Had to make a special trip to NIE for Programme feedback on Thursday and Mich Heng was really annoyed that we made a redundant trip since the feedback will be done online. She blurted something unpleasant out in the LT. Haa. That’s her, straightforward and real. Took many pictures of the familiar campus, with candid David and Penny (the owners of the drinks stall) and only with towering Dr Jason Tan and lovely Dr Dahl as the rest of the tutors were on leave. On the way out for lunch, the whole group of us – Mich Tan and Heng, Xin, Syl, Erni, Ching, Marie and I – were camera-whoring at the bus-stop and on the bus. Haa. Eventually, we settled for Swenson’s and Dr Ludwig joined us – this sweet tutor traveled all the way from home to JP just for us and unsuccessfully (again) wanted to give us a treat! We also celebrated Mich Heng’s birthday in advance.

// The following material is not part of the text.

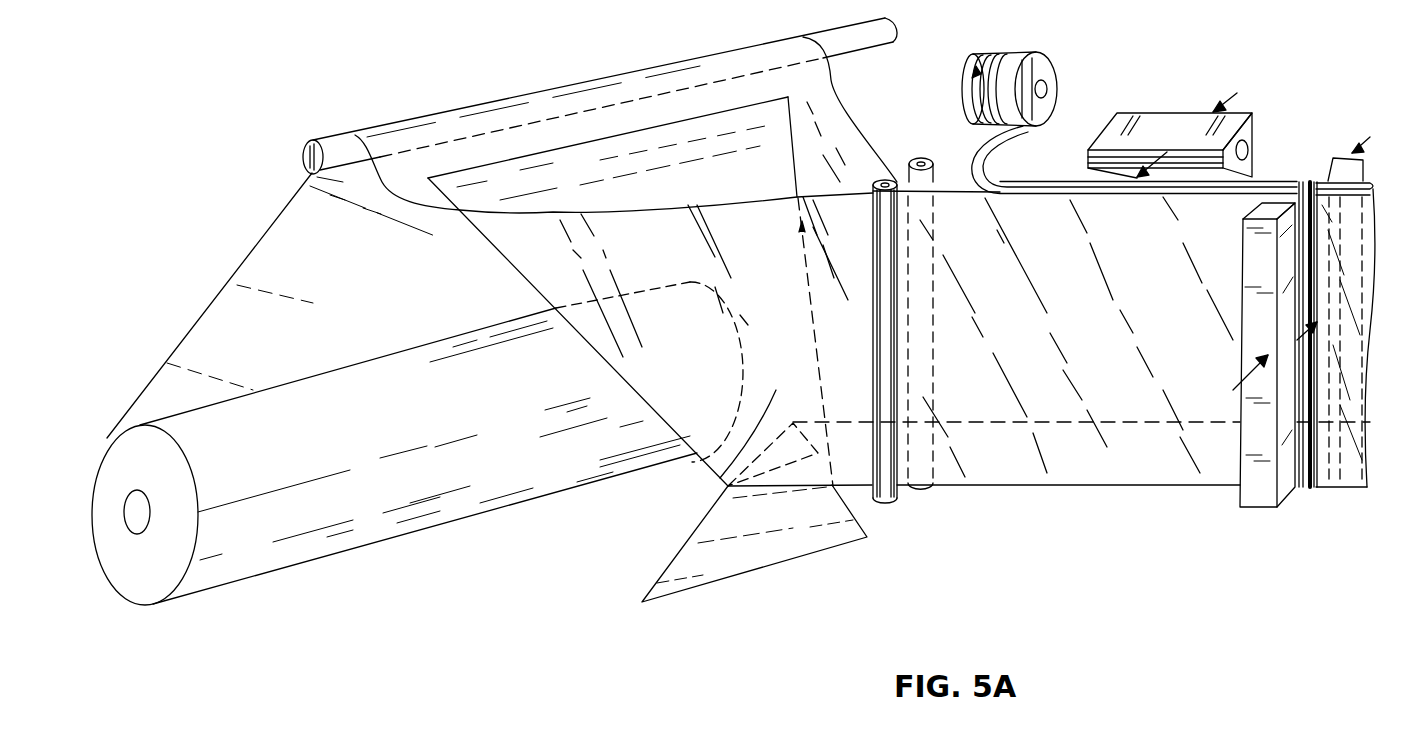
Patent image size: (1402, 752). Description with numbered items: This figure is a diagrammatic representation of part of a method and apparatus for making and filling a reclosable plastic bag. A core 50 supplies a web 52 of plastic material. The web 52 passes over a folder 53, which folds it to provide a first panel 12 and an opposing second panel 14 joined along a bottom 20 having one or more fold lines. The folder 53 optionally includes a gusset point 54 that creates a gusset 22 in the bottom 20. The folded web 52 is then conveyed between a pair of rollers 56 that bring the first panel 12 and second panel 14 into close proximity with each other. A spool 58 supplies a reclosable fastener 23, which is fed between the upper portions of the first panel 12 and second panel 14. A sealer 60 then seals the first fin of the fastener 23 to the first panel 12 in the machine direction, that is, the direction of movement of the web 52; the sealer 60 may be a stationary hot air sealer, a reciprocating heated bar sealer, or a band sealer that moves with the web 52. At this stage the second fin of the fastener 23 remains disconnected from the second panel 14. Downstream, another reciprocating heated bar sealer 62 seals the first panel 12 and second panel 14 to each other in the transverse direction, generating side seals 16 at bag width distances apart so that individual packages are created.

Mum returned home on Friday night, sick. She had moved to her new stall not too long ago and she hadn’t cleared up the old. I spent my Saturday cleaning up with her. We also walked to Chinatown and had dinner there. The vegetarian restaurant she highly recommended truly serves delicious food! We had Claypot Tofu and Sweet and Sour Fish. It was a tiring day and it dawned on me again how tough it must be on my mum, who is coming close to 60. We reached home close to twelve and hearing how bad her cough was, I made herbal drink for her to soothe her throat. Sunday was almost the same – I went to her stall but wasn’t much of a help because she had to prepare the ingredients and I just couldn’t match her speed in cutting, chopping etc.
Went to NIE today and sat through a 2.5 hours survey. Marie wasn’t feeling too well and she went home to rest. Made my way to the canteen with Ching and had Western food (the second time during my four years there). Saw Ms Janet, Dr Aik Ling and Dr Cheang there. Next destination? Bustling corner in the sea of books! I had Iced Mocha and Ching had tea. The uncle (forgot to ask for his name though we have been patronising his café) was so nice – blessed us with a lollipop each. I was exhilarated – sweet thrill. We bumped into Dr Benny and Dr Ludwig – a golden and perfect opportunity to have a picture snapped with the two cute musketeers. Was a little surprised that the former readily agreed to our request because he gives me the impression that he is terribly camera-shy. Had a marvelous time chatting with Ching. More tomorrow?
Was upset with what someone told me a few days ago. She was suggesting that people whom I consider friends have been talking about me behind my back. I probed further but she was only willing to divulge that much. Was disappointed. Was it real? Can I trust anyone at all? She even advised me to choose my friends carefully. Was it a masquerade? In times like this, I know there is one who doesn't change. I can trust in Him at all times - my fortress, my deliverer, my shield, my strength...
She died on a stormy night. I woke up and realised my loss in horror. How did it happen? I asked my daddy and the answer was lucid. He caused her death and I couldn’t bring myself to cry. But I did mourn over a few days and occasionally still remind dad of his evil deed. She jumped off, with the help of the wind, I believe. I couldn’t find any of her remains. He shouldn’t have placed her so near to the windows! Adieu, my cactus! I will think of you whenever I see your kind…
It is a weird feeling. Four years flew past and I have five more to go. Bidding farewell can be sorrowful.